あなたが教えてくれた世界
アルディスは、震える足を一歩ひいた。
そのままパッと踵を返すと、まるで何かから逃げるかのように、森のさらに奥に向かって走り出す。
──自分を苦しめる声たちから、逃げるように。
* * *
(……なんかあった時の為にって、食料持ってきておいて良かったわ……)
アルディスの荷物とともに馬車に一つだけ置かれた木箱を覗き込みながら、オリビアは思った。

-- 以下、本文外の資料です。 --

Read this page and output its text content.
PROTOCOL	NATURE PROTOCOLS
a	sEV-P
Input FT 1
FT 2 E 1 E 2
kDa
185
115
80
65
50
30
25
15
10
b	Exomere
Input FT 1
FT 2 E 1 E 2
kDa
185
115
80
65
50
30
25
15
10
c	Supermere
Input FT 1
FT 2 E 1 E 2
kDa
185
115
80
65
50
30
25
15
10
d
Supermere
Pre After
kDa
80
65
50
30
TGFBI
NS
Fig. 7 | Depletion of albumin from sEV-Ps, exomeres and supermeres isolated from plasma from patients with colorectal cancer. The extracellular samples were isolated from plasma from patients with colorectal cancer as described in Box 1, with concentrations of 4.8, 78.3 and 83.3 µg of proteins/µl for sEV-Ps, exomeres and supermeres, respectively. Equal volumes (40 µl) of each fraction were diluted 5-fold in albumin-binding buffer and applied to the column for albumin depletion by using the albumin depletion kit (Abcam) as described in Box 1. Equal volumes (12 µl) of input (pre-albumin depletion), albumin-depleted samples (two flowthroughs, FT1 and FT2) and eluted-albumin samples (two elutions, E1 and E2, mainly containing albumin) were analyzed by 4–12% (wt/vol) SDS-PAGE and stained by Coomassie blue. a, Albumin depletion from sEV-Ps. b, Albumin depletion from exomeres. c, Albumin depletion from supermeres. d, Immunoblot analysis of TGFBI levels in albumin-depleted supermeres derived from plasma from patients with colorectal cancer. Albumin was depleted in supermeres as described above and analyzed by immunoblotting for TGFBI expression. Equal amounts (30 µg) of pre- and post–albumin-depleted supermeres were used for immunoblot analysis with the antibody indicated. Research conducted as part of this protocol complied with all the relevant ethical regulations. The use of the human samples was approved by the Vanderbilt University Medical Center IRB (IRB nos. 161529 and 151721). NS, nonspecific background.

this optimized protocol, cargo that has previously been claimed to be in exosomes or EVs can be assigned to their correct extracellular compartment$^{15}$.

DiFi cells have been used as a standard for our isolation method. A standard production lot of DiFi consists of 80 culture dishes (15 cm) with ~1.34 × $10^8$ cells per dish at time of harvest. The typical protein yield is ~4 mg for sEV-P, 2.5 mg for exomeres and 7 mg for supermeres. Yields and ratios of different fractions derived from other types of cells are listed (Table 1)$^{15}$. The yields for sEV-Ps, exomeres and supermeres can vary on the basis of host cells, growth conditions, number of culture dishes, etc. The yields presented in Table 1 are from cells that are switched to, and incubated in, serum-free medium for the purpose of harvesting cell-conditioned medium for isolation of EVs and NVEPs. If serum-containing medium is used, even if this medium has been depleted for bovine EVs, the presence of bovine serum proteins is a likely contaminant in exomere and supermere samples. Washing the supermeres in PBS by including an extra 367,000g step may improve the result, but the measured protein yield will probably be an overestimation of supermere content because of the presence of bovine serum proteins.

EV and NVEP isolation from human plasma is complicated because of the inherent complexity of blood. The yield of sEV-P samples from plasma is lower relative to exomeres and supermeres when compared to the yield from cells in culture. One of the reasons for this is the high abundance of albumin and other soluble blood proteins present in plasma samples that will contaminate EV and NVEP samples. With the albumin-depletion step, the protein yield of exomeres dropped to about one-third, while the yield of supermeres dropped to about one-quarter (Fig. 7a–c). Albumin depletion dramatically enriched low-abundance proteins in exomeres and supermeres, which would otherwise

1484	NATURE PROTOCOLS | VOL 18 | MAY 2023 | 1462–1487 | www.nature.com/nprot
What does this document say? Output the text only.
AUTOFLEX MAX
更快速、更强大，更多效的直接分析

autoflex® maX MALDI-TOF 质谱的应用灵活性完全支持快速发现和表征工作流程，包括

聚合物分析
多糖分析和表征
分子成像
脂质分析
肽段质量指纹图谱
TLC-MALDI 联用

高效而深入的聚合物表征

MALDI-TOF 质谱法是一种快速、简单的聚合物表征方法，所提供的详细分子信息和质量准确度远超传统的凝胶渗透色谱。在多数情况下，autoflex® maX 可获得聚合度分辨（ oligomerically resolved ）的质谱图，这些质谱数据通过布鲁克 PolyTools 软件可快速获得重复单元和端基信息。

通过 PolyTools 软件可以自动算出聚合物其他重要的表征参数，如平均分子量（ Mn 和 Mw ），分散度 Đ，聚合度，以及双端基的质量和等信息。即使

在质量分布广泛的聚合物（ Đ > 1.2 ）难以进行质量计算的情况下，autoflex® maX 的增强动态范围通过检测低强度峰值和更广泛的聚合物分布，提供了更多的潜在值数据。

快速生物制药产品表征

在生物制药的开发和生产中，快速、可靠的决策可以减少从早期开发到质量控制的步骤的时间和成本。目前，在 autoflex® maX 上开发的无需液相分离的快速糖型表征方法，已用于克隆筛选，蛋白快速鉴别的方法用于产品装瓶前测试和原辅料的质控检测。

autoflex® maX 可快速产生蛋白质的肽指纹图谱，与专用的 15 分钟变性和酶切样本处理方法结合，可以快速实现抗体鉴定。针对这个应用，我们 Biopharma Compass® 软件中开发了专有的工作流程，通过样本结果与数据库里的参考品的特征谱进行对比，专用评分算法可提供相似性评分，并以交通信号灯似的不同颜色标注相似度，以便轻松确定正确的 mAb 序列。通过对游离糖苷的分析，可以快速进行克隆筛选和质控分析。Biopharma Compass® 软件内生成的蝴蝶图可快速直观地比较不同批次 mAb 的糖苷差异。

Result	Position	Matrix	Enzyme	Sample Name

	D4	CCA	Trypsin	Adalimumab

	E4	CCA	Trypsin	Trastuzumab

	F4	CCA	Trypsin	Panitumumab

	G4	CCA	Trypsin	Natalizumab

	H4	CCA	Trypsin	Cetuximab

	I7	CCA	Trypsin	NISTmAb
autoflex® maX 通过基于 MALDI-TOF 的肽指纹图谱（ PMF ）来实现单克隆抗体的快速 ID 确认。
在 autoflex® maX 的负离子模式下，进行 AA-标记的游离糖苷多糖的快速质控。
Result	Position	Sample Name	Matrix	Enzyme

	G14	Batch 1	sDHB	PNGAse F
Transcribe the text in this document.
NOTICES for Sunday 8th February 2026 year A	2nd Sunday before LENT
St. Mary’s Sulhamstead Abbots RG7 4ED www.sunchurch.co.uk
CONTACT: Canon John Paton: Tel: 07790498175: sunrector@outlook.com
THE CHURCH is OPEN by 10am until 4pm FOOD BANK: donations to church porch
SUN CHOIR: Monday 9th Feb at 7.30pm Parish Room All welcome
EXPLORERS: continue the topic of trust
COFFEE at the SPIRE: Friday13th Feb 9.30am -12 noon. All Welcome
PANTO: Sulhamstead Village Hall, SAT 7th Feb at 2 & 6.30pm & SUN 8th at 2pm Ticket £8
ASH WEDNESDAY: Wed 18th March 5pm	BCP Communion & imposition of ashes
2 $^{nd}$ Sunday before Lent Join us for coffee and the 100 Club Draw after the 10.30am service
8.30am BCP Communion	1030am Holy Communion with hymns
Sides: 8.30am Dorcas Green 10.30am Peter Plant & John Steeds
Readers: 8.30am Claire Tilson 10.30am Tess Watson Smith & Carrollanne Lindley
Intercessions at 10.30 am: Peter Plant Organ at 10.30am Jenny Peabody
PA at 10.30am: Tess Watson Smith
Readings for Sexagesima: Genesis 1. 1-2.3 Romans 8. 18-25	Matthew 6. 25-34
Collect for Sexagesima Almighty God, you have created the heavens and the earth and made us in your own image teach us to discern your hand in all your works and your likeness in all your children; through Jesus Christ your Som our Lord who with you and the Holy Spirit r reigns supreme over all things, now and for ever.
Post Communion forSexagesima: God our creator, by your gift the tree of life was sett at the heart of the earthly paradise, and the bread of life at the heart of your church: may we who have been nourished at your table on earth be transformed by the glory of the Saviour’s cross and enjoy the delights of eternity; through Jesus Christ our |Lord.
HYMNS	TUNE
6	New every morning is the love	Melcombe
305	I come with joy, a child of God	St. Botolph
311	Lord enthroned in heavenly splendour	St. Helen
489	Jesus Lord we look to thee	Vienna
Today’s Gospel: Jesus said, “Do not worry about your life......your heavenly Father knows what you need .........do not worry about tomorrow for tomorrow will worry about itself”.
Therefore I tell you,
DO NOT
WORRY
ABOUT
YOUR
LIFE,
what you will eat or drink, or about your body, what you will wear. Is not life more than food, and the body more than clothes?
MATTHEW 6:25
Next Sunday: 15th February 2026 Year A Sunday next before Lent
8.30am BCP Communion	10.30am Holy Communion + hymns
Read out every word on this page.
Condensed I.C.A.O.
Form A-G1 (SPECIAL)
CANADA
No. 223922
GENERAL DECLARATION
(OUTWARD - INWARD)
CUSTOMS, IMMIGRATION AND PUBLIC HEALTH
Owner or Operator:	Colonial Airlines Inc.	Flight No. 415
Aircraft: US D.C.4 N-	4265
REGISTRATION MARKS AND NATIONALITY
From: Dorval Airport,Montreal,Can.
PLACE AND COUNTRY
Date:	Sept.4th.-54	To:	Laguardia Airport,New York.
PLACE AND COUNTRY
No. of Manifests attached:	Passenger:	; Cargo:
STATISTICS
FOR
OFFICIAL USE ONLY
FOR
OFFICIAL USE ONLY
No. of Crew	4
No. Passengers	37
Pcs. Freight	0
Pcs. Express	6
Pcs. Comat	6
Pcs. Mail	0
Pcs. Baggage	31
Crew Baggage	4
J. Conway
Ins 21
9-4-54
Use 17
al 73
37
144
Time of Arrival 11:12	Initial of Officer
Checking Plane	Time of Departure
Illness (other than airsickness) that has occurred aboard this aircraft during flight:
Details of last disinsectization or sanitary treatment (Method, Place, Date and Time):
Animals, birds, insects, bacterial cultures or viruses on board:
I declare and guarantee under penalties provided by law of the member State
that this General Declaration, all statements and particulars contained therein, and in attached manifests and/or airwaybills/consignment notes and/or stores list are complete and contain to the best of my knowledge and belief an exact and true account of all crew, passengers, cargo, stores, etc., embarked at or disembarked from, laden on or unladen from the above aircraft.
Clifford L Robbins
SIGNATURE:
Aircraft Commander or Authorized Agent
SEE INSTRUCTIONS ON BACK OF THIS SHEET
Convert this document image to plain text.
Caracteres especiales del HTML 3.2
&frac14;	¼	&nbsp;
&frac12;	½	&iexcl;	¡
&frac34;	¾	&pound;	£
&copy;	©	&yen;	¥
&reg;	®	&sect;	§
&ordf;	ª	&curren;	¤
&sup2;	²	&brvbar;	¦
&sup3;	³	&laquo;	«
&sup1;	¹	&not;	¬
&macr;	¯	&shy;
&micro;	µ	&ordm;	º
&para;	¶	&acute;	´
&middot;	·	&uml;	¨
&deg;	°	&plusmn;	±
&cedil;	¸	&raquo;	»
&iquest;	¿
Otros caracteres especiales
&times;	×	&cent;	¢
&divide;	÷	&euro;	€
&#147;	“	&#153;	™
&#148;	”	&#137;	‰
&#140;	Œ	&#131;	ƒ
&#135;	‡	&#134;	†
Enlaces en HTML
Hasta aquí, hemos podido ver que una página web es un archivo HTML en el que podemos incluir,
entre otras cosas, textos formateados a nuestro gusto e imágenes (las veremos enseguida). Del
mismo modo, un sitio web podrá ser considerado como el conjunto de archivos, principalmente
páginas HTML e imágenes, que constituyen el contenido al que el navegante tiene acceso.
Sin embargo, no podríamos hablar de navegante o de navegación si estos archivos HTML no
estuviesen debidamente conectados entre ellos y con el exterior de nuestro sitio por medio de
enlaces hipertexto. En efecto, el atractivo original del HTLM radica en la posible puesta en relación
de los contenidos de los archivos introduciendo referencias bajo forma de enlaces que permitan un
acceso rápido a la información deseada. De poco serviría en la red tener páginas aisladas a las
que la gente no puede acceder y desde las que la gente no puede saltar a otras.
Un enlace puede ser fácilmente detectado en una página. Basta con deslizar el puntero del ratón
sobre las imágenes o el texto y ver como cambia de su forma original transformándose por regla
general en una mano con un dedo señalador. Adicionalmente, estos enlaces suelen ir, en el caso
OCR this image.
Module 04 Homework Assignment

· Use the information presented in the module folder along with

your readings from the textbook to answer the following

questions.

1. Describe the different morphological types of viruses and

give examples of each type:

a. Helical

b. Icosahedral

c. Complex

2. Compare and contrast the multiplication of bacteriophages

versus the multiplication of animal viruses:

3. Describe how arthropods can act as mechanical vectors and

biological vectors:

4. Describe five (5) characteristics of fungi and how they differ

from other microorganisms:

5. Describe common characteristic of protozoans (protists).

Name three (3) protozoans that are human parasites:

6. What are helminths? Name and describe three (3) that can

昨日の夜ふと思い立って、厨房の食料庫にあった適当なものを詰め込んで来たのだ。
日持ちのしそうなパンや、干し肉、芋やきのこなどを見ながら、オリビアは作れそうな献立を考える。
これだけ材料に種類があれば、皇女であるアルディスに質素な食事をさせなくて済みそうだ。
まあ自分とアルディスだけならともかく、騎士たちが四人もいるので、この量だと一食ぶんが限界だろうが。
ふと見ると、焚き火の準備はまだ終わっていなさそうである。火がないうちは調理にとりかかる事は出来ないので、それまでに下ごしらえをしておく事にした。
加熱が必要な芋やきのこはともかく、そのままで食べられるパンや干し肉であっても、火があるなら少し焼いて温めた方が美味しくいただけるだろう。
何より雨足が強くなって冷えてきている。温かいものを食べるだけでも、大分違うはずだ。
ナイフを取り出して芋の皮と芽を剥きながら(ちなみにこのナイフもオリビアが持参した)、オリビアの思考は続く。